I’ve always been particularly intrigued by ARG’s (Alternative Reality Games), and having just watched Jane McGonigal’s TED talk on “Gaming can make a better world”, I checked out her new game “Evoke

For those who don’t know, she’s done I Love Bees, World Without Oil, and The Lost Ring to name just a few of her ARG’s.  This new one seems to be all about learning to innovate, motivate and solve problems.

I’m trying out Evoke and this post is part of my first mission.  It’s all about social innovation.  Learning to innovate and to engage in “social networking”.  Even though it’s a game, they have some great resources for budding entrepreneurs who might need some guidance on what kind of products to build or how to target your product correctly.

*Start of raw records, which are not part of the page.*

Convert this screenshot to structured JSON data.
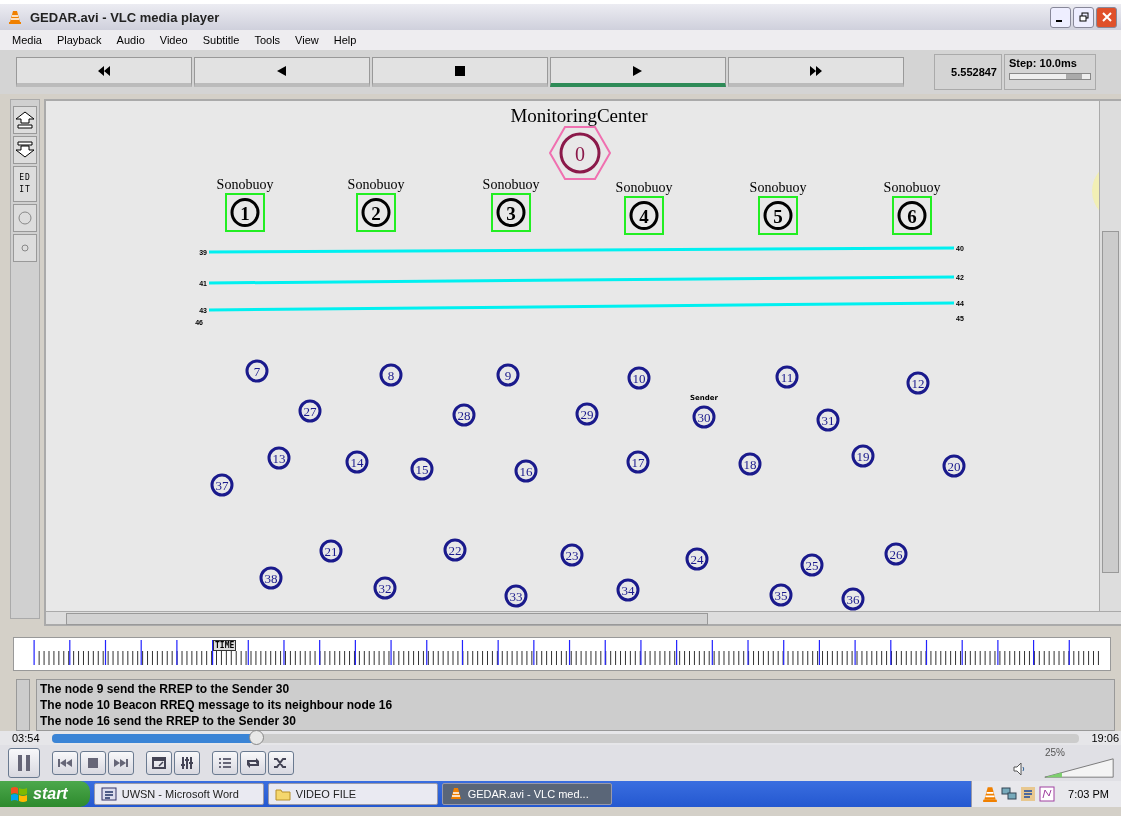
{
  "window": {
    "title": "GEDAR.avi - VLC media player"
  },
  "menu": [
    "Media",
    "Playback",
    "Audio",
    "Video",
    "Subtitle",
    "Tools",
    "View",
    "Help"
  ],
  "transport": {
    "buttons": [
      {
        "selected": false
      },
      {
        "selected": false
      },
      {
        "selected": false
      },
      {
        "selected": true
      },
      {
        "selected": false
      }
    ],
    "time": "5.552847",
    "step": {
      "label": "Step: 10.0ms",
      "level": 0.8
    }
  },
  "tools": {
    "edit": "EDIT"
  },
  "canvas": {
    "title": "MonitoringCenter",
    "center_node": "0",
    "sonobuoys": [
      {
        "label": "Sonobuoy",
        "number": "1"
      },
      {
        "label": "Sonobuoy",
        "number": "2"
      },
      {
        "label": "Sonobuoy",
        "number": "3"
      },
      {
        "label": "Sonobuoy",
        "number": "4"
      },
      {
        "label": "Sonobuoy",
        "number": "5"
      },
      {
        "label": "Sonobuoy",
        "number": "6"
      }
    ],
    "links": [
      {
        "start": "39",
        "end": "40"
      },
      {
        "start": "41",
        "end": "42"
      },
      {
        "start": "43",
        "end": "44"
      }
    ],
    "loose_labels": [
      "46",
      "45"
    ],
    "nodes": [
      {
        "number": "7"
      },
      {
        "number": "8"
      },
      {
        "number": "9"
      },
      {
        "number": "10"
      },
      {
        "number": "11"
      },
      {
        "number": "12"
      },
      {
        "number": "27"
      },
      {
        "number": "28"
      },
      {
        "number": "29"
      },
      {
        "number": "30",
        "tag": "Sender"
      },
      {
        "number": "31"
      },
      {
        "number": "13"
      },
      {
        "number": "14"
      },
      {
        "number": "15"
      },
      {
        "number": "16"
      },
      {
        "number": "17"
      },
      {
        "number": "18"
      },
      {
        "number": "19"
      },
      {
        "number": "20"
      },
      {
        "number": "37"
      },
      {
        "number": "21"
      },
      {
        "number": "22"
      },
      {
        "number": "23"
      },
      {
        "number": "24"
      },
      {
        "number": "25"
      },
      {
        "number": "26"
      },
      {
        "number": "38"
      },
      {
        "number": "32"
      },
      {
        "number": "33"
      },
      {
        "number": "34"
      },
      {
        "number": "35"
      },
      {
        "number": "36"
      }
    ]
  },
  "timeline": {
    "marker": "TIME"
  },
  "log": [
    "The node 9 send the RREP to the Sender 30",
    "The node 10 Beacon RREQ message to its neighbour node 16",
    "The node 16 send the RREP to the Sender 30"
  ],
  "player": {
    "elapsed": "03:54",
    "total": "19:06",
    "progress": {
      "level": 0.2
    },
    "volume": {
      "label": "25%",
      "level": 0.25
    }
  },
  "taskbar": {
    "start": "start",
    "tasks": [
      {
        "label": "UWSN - Microsoft Word",
        "selected": false
      },
      {
        "label": "VIDEO FILE",
        "selected": false
      },
      {
        "label": "GEDAR.avi - VLC med...",
        "selected": true
      }
    ],
    "clock": "7:03 PM"
  }
}
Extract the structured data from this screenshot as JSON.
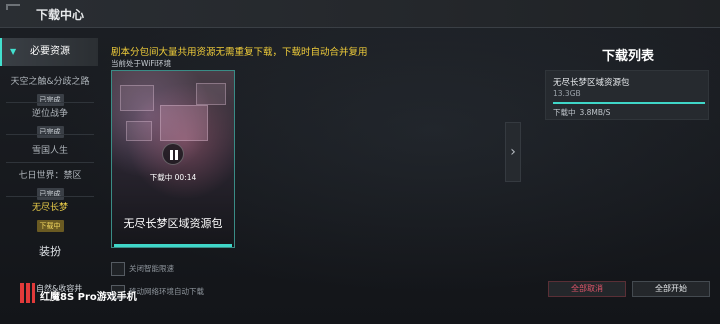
{
  "window": {
    "title": "下载中心"
  },
  "sidebar": {
    "top": {
      "label": "必要资源"
    },
    "items": [
      {
        "label": "天空之触&分歧之路",
        "badge": "已完成"
      },
      {
        "label": "逆位战争",
        "badge": "已完成"
      },
      {
        "label": "雪国人生",
        "badge": ""
      },
      {
        "label": "七日世界：禁区",
        "badge": "已完成"
      },
      {
        "label": "无尽长梦",
        "badge": "下载中"
      }
    ],
    "section": {
      "label": "装扮"
    },
    "bottom_label": "自然&收容井"
  },
  "main": {
    "notice": "剧本分包间大量共用资源无需重复下载，下载时自动合并复用",
    "wifi_status": "当前处于WiFi环境",
    "card": {
      "status_text": "下载中 00:14",
      "name": "无尽长梦区域资源包",
      "progress": 1.0
    },
    "options": [
      {
        "label": "关闭智能限速"
      },
      {
        "label": "移动网络环境自动下载"
      }
    ]
  },
  "download_list": {
    "title": "下载列表",
    "items": [
      {
        "name": "无尽长梦区域资源包",
        "size": "13.3GB",
        "status": "下载中",
        "speed": "3.8MB/S",
        "progress": 1.0
      }
    ],
    "cancel_all": "全部取消",
    "start_all": "全部开始"
  },
  "watermark": {
    "text": "红魔8S Pro游戏手机"
  },
  "colors": {
    "accent": "#3fd6c8",
    "notice": "#f0cd3a",
    "danger": "#e0556a"
  }
}
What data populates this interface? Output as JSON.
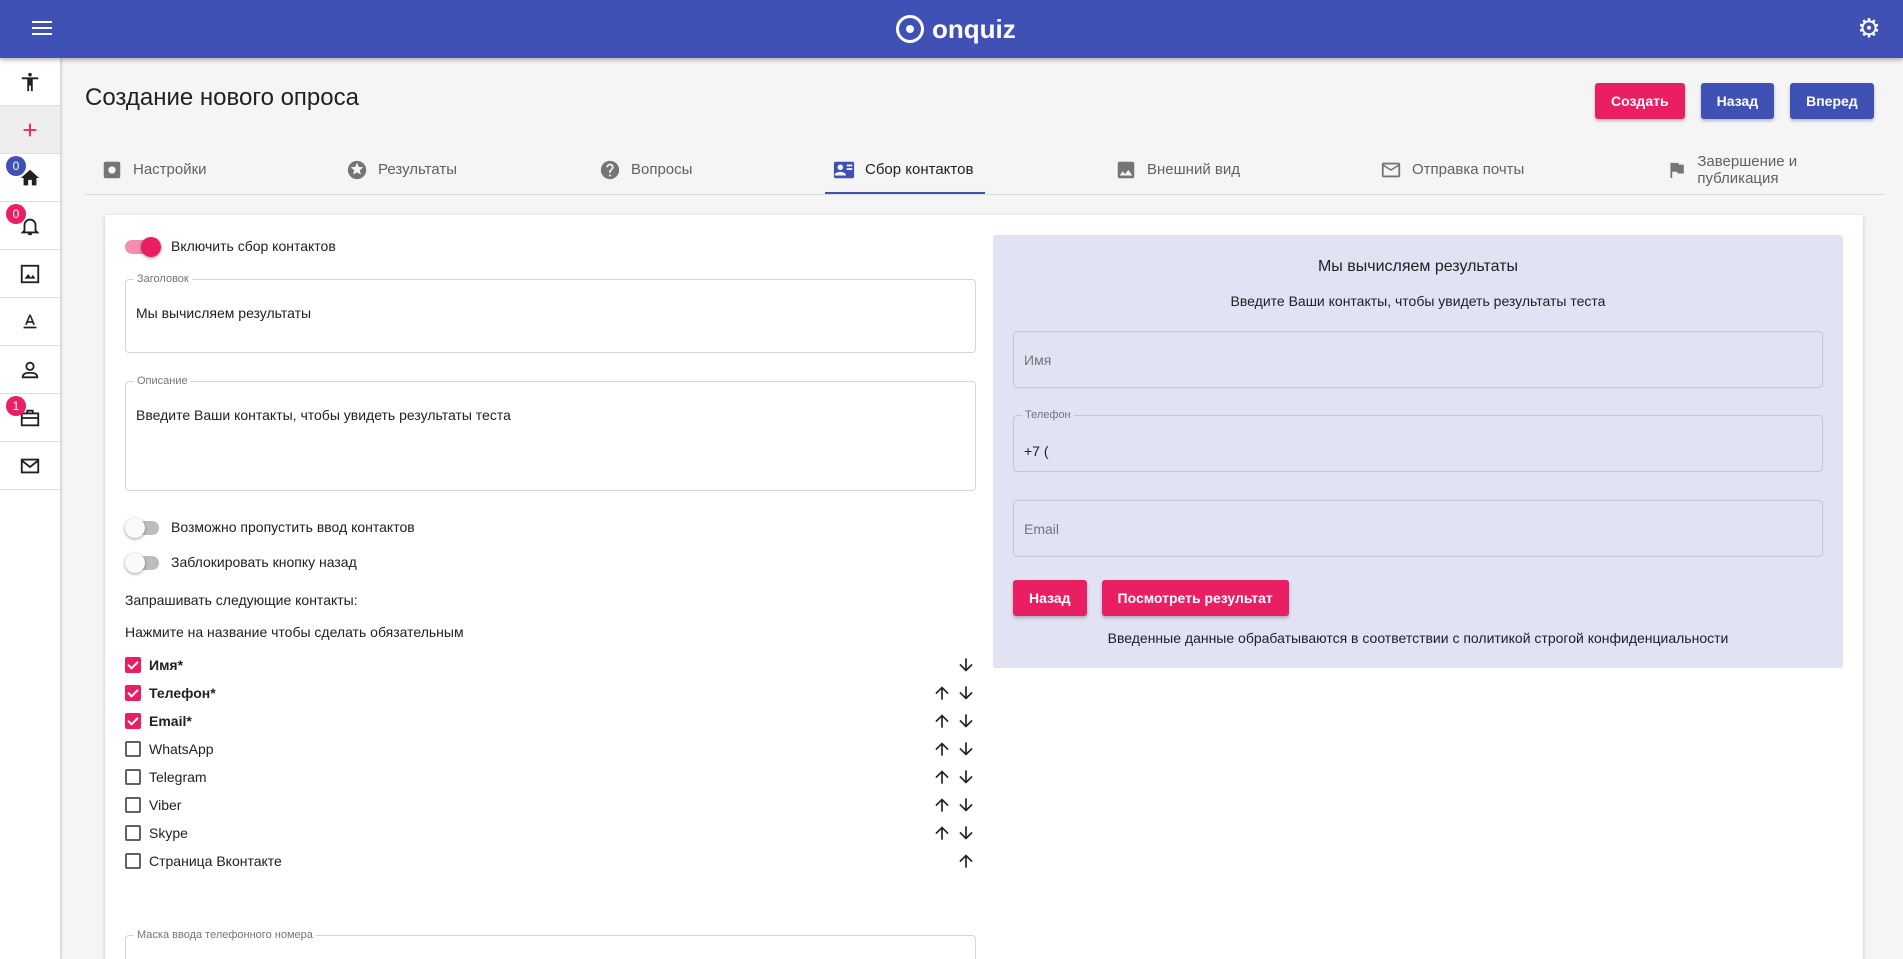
{
  "app": {
    "logo_text": "onquiz"
  },
  "header": {
    "title": "Создание нового опроса",
    "actions": {
      "create": "Создать",
      "back": "Назад",
      "forward": "Вперед"
    }
  },
  "sidebar": {
    "badges": {
      "home": "0",
      "notifications": "0",
      "portfolio": "1"
    }
  },
  "tabs": [
    {
      "label": "Настройки",
      "icon": "settings-icon"
    },
    {
      "label": "Результаты",
      "icon": "star-icon"
    },
    {
      "label": "Вопросы",
      "icon": "help-icon"
    },
    {
      "label": "Сбор контактов",
      "icon": "contact-card-icon"
    },
    {
      "label": "Внешний вид",
      "icon": "image-icon"
    },
    {
      "label": "Отправка почты",
      "icon": "mail-icon"
    },
    {
      "label": "Завершение и публикация",
      "icon": "flag-icon"
    }
  ],
  "form": {
    "enable_label": "Включить сбор контактов",
    "title_field": {
      "label": "Заголовок",
      "value": "Мы вычисляем результаты"
    },
    "description_field": {
      "label": "Описание",
      "value": "Введите Ваши контакты, чтобы увидеть результаты теста"
    },
    "skip_label": "Возможно пропустить ввод контактов",
    "block_back_label": "Заблокировать кнопку назад",
    "request_heading": "Запрашивать следующие контакты:",
    "request_hint": "Нажмите на название чтобы сделать обязательным",
    "contacts": [
      {
        "label": "Имя*",
        "checked": true
      },
      {
        "label": "Телефон*",
        "checked": true
      },
      {
        "label": "Email*",
        "checked": true
      },
      {
        "label": "WhatsApp",
        "checked": false
      },
      {
        "label": "Telegram",
        "checked": false
      },
      {
        "label": "Viber",
        "checked": false
      },
      {
        "label": "Skype",
        "checked": false
      },
      {
        "label": "Страница Вконтакте",
        "checked": false
      }
    ],
    "mask_field": {
      "label": "Маска ввода телефонного номера"
    }
  },
  "preview": {
    "title": "Мы вычисляем результаты",
    "description": "Введите Ваши контакты, чтобы увидеть результаты теста",
    "name_placeholder": "Имя",
    "phone_label": "Телефон",
    "phone_value": "+7 (",
    "email_placeholder": "Email",
    "back_button": "Назад",
    "view_button": "Посмотреть результат",
    "privacy": "Введенные данные обрабатываются в соответствии с политикой строгой конфиденциальности"
  },
  "colors": {
    "primary": "#3f51b5",
    "accent": "#e91e63",
    "preview_bg": "#e1e2f3"
  }
}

Their first link is to “Innovation in Africa tips”, which (despite the odd language structure in the title) has some great advice.  Like the following point from a post of Ethan Zuckerman entitled “Innovating from constraint”:

Don’t fight culture (If people cook by stirring their stews, they’re not going to use a solar oven, no matter what you do to market it. Make them a better stove instead.)

Just this one bit of advice would save developers thousands of hours of time that they otherwise would have wasted.  Just recently we’ve spent an age designing a report based on what we thought were the requirements from the client.  Only to find out it’s completely un-usable because all of our “great ideas” are just distracting from the key things that the client wanted.

Sometimes (strange as this might sound) the customer really is right.  And even if they’re wrong, a silly solution that gets used, is infinitely better than a perfect solution that nobody ever touches.  It’s great to be reminded of these truths that we forget, it’s unfortunately sad that we forgot them in the first place.